Wednesday, April 14, 2021

the tiniest dessert spoon

It's my birthday, and it's been pretty exceptional—between the pool, the mimosas, the beach, the food, the surprise balloon-decorated golf cart that came to pick us up from dinner, the decorative cake make out of towels. (By repeatedly saying I didn't want a fuss, I managed to evade the singing waiters.) But it's hard not to have a good birthday when you're on vacation at a beautiful resort after a year stuck at home.

Last year, I decided to start a new tradition with my birthday poems, and post poets who are new to me (or at least poets I've never posted before). I owe a lot to Poetry Foundation, where I frequently jump from poem to poem until I find the one that makes me go, "oh, yes, this one," which is exactly what happened here.

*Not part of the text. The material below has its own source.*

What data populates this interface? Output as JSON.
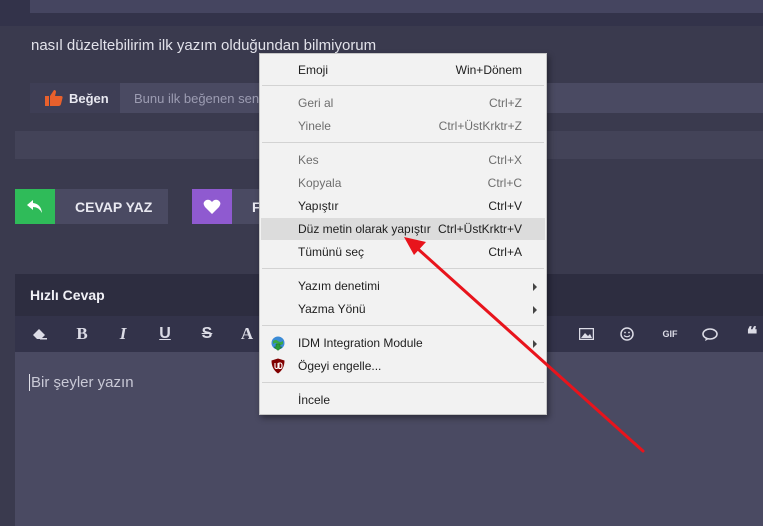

In a new translator’s version of Genesis, there’s no Adam.
No serpent. In paradise, I don’t bleed. Fig leaf-free girl,
dear God, I say as we converse fluently without tongues,
joined as two spice-drenched beloveds in a song of songs,
could we please ask the gardener to plant a pomegranate grove
by a stand of non-fruiting olive cultivars, which don’t bloom
and aren’t so messy?
Honey, I am the gardener, says God,
whose anthropomorphic footfalls caress the afternoon cool.
Wolves in our botanical garden ask nothing of any human,
eyes the hue of clementines plucked green off a young tree,
one of five in my orchard, per telltale ringless left finger:
fig, clementine, kumquat, oroblanco, and lemon. If I reside
in paradise, then I get to eat all the fruit I want, all day long.
No problem, says God, who calls me a little pouch of myrrh.
An eagle locks eyes with mine. A dove by the pool adores
the wolves as she coos, gold-amber, one stone’s throw away.
Each one carries a scent: snowy owls of shuttered skies, elk,
bobcats, melanin-rich skin of a feckless human. In paradise,
wolves and doves coexist. Once, a clementine sat forgotten
in my purse until it acquired the spots of a leopard. A world
in a lion’s eye is kohl-lined gold. Aloes and sage carve a path
through a brushy stand of Joshua trees, one which God made
after lightning struck the agave and scrub oak. Joshua trees
are chuppah arches double-wreathed with burrs, scales, fur.
Joshuas aren’t guys, so yucca moths activate their ovaries.
Wolves do not question why a male is missing in paradise.
Yes, yucca moths take care of it. Coyotes do not question
the human. Why I’m not married, why childless, howling,
and whether we’ve reached the century when God invents
a gossamer mousse garnished with absinthe-laced cherries
served in hand-fired ceramic espresso cups, a dessert to taste
together for the first time after we invent a miniature spoon
no larger than a bee hummingbird, tiniest in all creation.